The letter had been brought in at twenty minutes to nine. It was ten minutes to nine when I left him, the letter still unread. I hesitated with my hand on the door handle, looking back and wondering if there was anything I had left undone. I could think of nothing.
As I closed the door behind me I was surprised to see Parker nearby. It occurred to me that he might have been listening at the door.
‘Mr Ackroyd does not want to be disturbed,’ I said coldly. ‘He told me to tell you so.’

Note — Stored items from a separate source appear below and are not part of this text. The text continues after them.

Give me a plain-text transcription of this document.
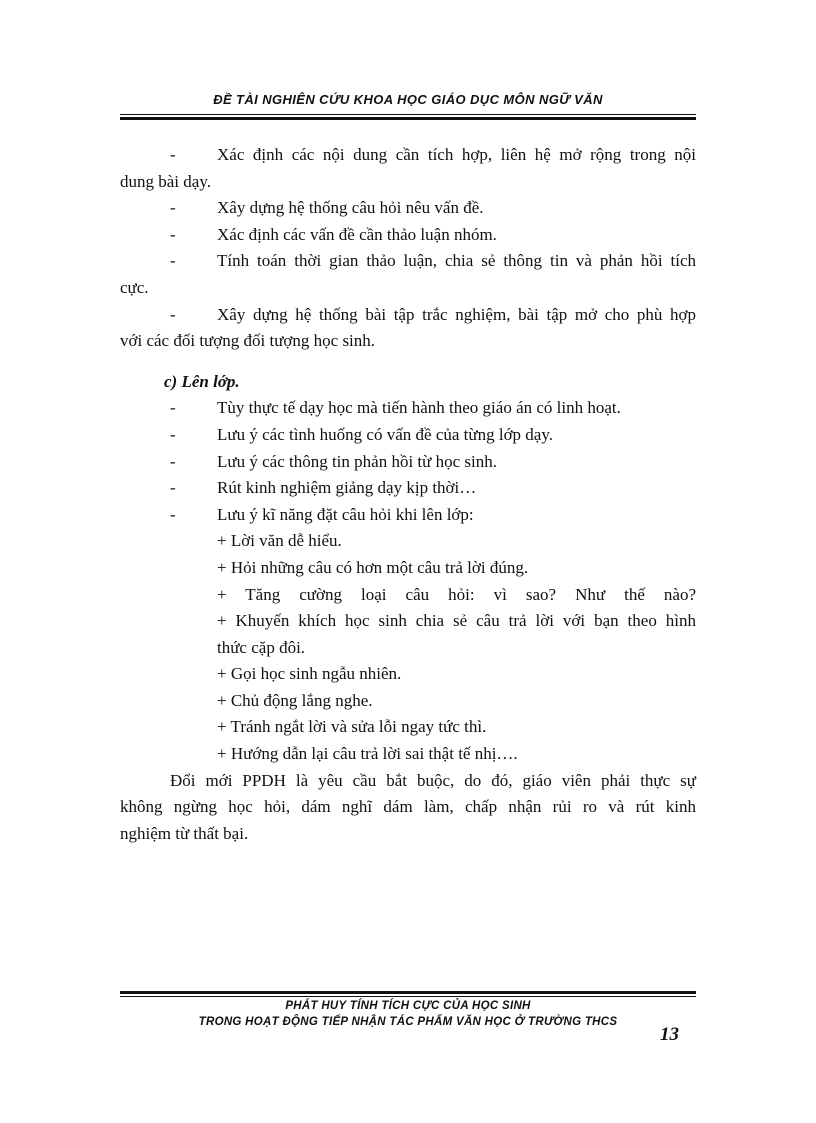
ĐỀ TÀI NGHIÊN CỨU KHOA HỌC GIÁO DỤC MÔN NGỮ VĂN
- Xác định các nội dung cần tích hợp, liên hệ mở rộng trong nội
dung bài dạy.
- Xây dựng hệ thống câu hỏi nêu vấn đề.
- Xác định các vấn đề cần thảo luận nhóm.
- Tính toán thời gian thảo luận, chia sẻ thông tin và phản hồi tích
cực.
- Xây dựng hệ thống bài tập trắc nghiệm, bài tập mở cho phù hợp
với các đối tượng đối tượng học sinh.
c) Lên lớp.
- Tùy thực tế dạy học mà tiến hành theo giáo án có linh hoạt.
- Lưu ý các tình huống có vấn đề của từng lớp dạy.
- Lưu ý các thông tin phản hồi từ học sinh.
- Rút kinh nghiệm giảng dạy kịp thời…
- Lưu ý kĩ năng đặt câu hỏi khi lên lớp:
+ Lời văn dễ hiểu.
+ Hỏi những câu có hơn một câu trả lời đúng.
+ Tăng cường loại câu hỏi: vì sao? Như thế nào?
+ Khuyến khích học sinh chia sẻ câu trả lời với bạn theo hình
thức cặp đôi.
+ Gọi học sinh ngẫu nhiên.
+ Chủ động lắng nghe.
+ Tránh ngắt lời và sửa lỗi ngay tức thì.
+ Hướng dẫn lại câu trả lời sai thật tế nhị….
Đổi mới PPDH là yêu cầu bắt buộc, do đó, giáo viên phải thực sự
không ngừng học hỏi, dám nghĩ dám làm, chấp nhận rủi ro và rút kinh
nghiệm từ thất bại.
PHÁT HUY TÍNH TÍCH CỰC CỦA HỌC SINH
TRONG HOẠT ĐỘNG TIẾP NHẬN TÁC PHẨM VĂN HỌC Ở TRƯỜNG THCS
13
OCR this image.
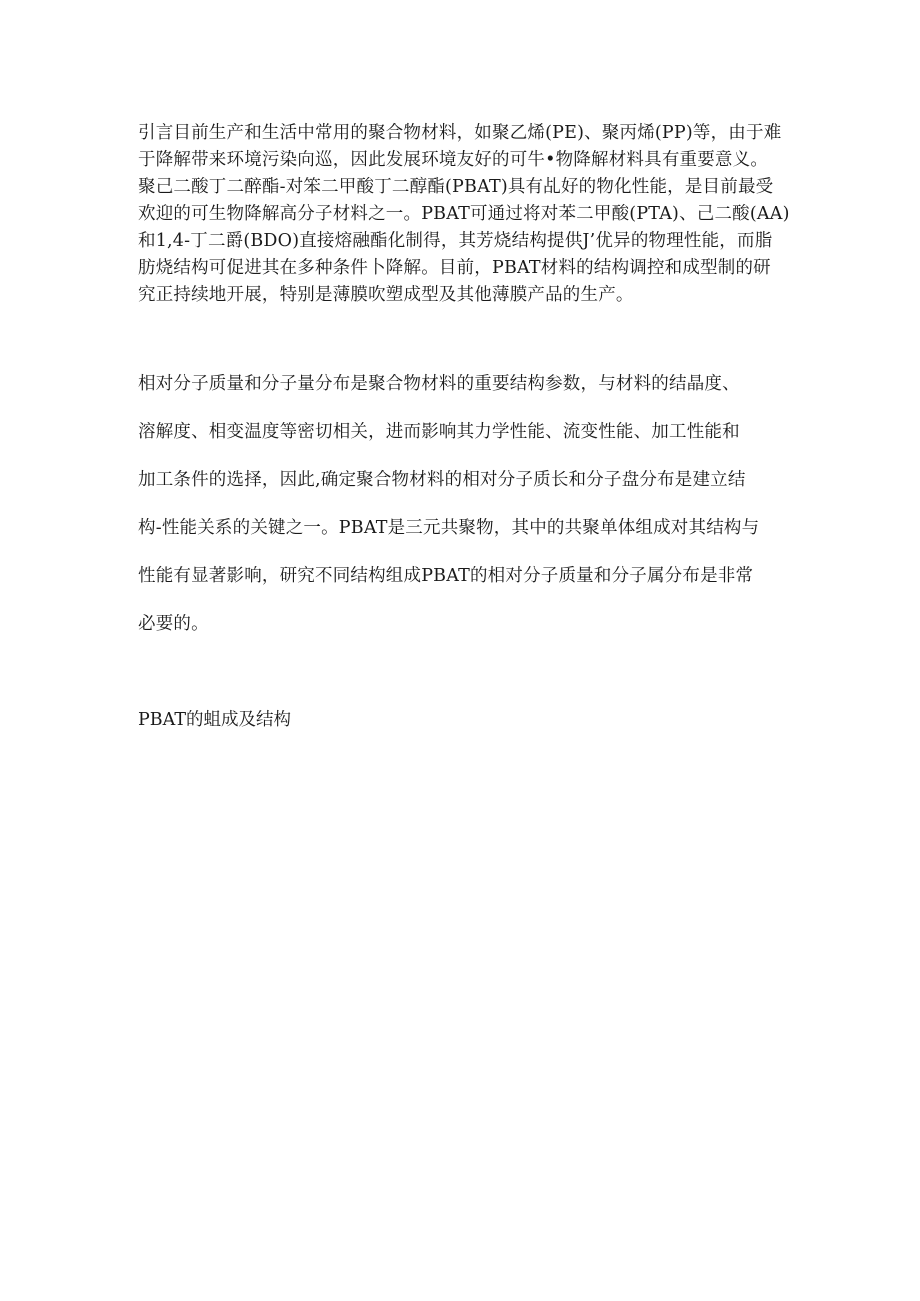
引言目前生产和生活中常用的聚合物材料，如聚乙烯(PE)、聚丙烯(PP)等，由于难
于降解带来环境污染向巡，因此发展环境友好的可牛•物降解材料具有重要意义。
聚己二酸丁二醉酯-对笨二甲酸丁二醇酯(PBAT)具有乩好的物化性能，是目前最受
欢迎的可生物降解高分子材料之一。PBAT可通过将对苯二甲酸(PTA)、己二酸(AA)
和1,4-丁二爵(BDO)直接熔融酯化制得，其芳烧结构提供J’优异的物理性能，而脂
肪烧结构可促进其在多种条件卜降解。目前，PBAT材料的结构调控和成型制的研
究正持续地开展，特别是薄膜吹塑成型及其他薄膜产品的生产。

相对分子质量和分子量分布是聚合物材料的重要结构参数，与材料的结晶度、
溶解度、相变温度等密切相关，进而影响其力学性能、流变性能、加工性能和
加工条件的选择，因此,确定聚合物材料的相对分子质长和分子盘分布是建立结
构-性能关系的关键之一。PBAT是三元共聚物，其中的共聚单体组成对其结构与
性能有显著影响，研究不同结构组成PBAT的相对分子质量和分子属分布是非常
必要的。

PBAT的蛆成及结构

The village church clock rang nine o’clock as I passed by the gatekeeper’s cottage at the end of the drive and ten minutes later I was at home once more. It was a quarter past ten when the telephone rang. I picked it up.
‘What?’ I said. ‘What? I’ll come at once.’ I called to Caroline, ‘That was Parker telephoning from Fernly. They’ve just found Roger Ackroyd murdered!’